Roald dahl, flying profiteroles & other near misses

Browsing through the second hand bookstore, my interest settled first upon a number of typically bland self-help titles. My gaze moved rapidly onto the religious section which was always a favourite for me. But Noam Chomsky’s book did not merit the price attached to it. Still my interest waned and I walked out of the shop with nothing in hand. A final glance at the window display and my eyes caught sight of a young woman trekking across the African savannah. I tried to remember if it was indeed Fyfona Campbell who was so rudely heckled by Roald Dahl at our reunion dinner in 1985. I bought the book, ‘On Foot Through Africa’ through no desire to actually read it. I just wanted to verify if it was her or not.

Our six-week expedition to the Lyngen Alps, somewhere just above the arctic circle was over all too quickly. It was September 1984, and the majority of us ‘Young Explorers’ had returned to the UK to start our first year at universities. The call to dine with royalty and a group of veteran explorers was received later in the year and we reconvened at the Royal Geographical Society one sunny but cold day in January 1985.

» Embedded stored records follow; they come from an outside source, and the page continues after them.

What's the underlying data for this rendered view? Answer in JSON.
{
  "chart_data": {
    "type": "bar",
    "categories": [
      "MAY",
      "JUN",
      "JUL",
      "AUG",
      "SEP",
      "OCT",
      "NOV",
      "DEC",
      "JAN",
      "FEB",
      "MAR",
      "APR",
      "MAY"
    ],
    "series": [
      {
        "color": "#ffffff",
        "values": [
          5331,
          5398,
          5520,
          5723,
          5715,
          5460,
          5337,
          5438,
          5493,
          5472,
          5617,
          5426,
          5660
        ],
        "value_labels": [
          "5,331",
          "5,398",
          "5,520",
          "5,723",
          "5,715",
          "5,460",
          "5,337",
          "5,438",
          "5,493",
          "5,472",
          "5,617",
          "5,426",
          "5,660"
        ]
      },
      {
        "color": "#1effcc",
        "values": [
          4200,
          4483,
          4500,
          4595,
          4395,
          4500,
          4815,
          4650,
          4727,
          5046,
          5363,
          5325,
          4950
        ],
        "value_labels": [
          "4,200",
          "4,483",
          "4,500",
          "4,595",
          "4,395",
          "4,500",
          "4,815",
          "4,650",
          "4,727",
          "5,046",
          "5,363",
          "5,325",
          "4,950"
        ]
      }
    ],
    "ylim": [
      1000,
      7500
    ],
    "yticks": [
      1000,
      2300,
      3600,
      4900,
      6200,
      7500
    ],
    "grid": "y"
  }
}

I remember very little of the lecture itself, since lectures were now a staple diet. All I wanted to do was to eat, drink and laugh the evening away with my old comrades. These were comrades with whom I had been trapped for days on snow drifts and ice capped mountains. We had been roped together on glaciers and plunged into creaking, moving crevasses. We had toiled day after day delivering survival rations, up and down scree slopes, walls of ice and mountain tops, to our erstwhile compatriots and expedition scientists. I was young and impressionable at the time and these had been intense days. We were now about to celebrate our achievements and to say goodbye one final time.

Sitting down in the oak paneled dining hall, I was more than aware of the rowdy bunch of septuagenarians sitting right behind me and I was reliably informed the man sitting just a few feet away was, the now legendary, Roald Dahl. At the time, I had a vague knowledge of his works but knew little of his reputation. The noise generated by Roald Dahl and the ‘Young Explorers’ of 1934 far exceeded anything us young whippersnappers were capable of. And we still maintained a degree of respect for our elders and betters. They held no such sentiments and were completely unfettered by any discernable social etiquette. As the keynote speaker told us of the night her Land-Rover and back up team of two male mechanics slipped off into the darkness leaving her stranded in the African desert, Roald Dahl shouted out across the floor – ‘with a face like yours I am not surprised!’. There was uproarious laughter on the table behind me. It was an age before political correctness had fully taken root, though most of us youngsters were nevertheless quietly shocked by Roald Dahl’s outburst.

Later in the evening as the final course was served up the noise in the far corner of the hall was rising distinctly. Then suddenly another elderly gentleman stood up, stiff and erect, exclaiming in the most indelible and punctuated up class accent – ‘my wife…. has been hit by a Flying Profiterole…. and I do not expect this to happen again’. At which point he promptly dusted himself off and sat down again. His poor wife clearly hoped to avoid such embarrassment and would have made nothing of it knowing all too well what was about to happen. And surely as the sun rises in the east and sets in the west a barrage of profiteroles flew into the air. Moments later our stern gentleman rose once more to explain – ‘my wife has been hit by another Flying Profiterol and we are now leaving’. It was a riot and a joy to behold.

We later retired to an ante-room where our royal guest and patron circled the room discussing all things technical with the young explorers but I was just a little too inebriated to be much interested in the difference between plastic and leather snow boots.

Over twenty years later I found myself inadvertently discussing celebrity encounters and ‘near misses’ with our procurement agent over dinner in a quiet restaurant in Addis Ababa, Ethiopia. Many years ago, Suki had apparently been talking to a rather flirtatious member of the royal family about the relative merits of different types of alpine footwear at a reunion dinner at …at … and as she struggled to fill in the details I was able to finish off her sentence… at … the Royal Geographical Society, BSES Lyngen Alps Reunion Dinner 1985. Her amazement was matched by all the other guests around the table. And I was just a little shocked myself to discover that Suki, with whom I had been working so closely now for six months, had in fact, probably shared a tent with me and others, somewhere long ago, on a snow drift in the arctic circle. Those glorious days of our youth.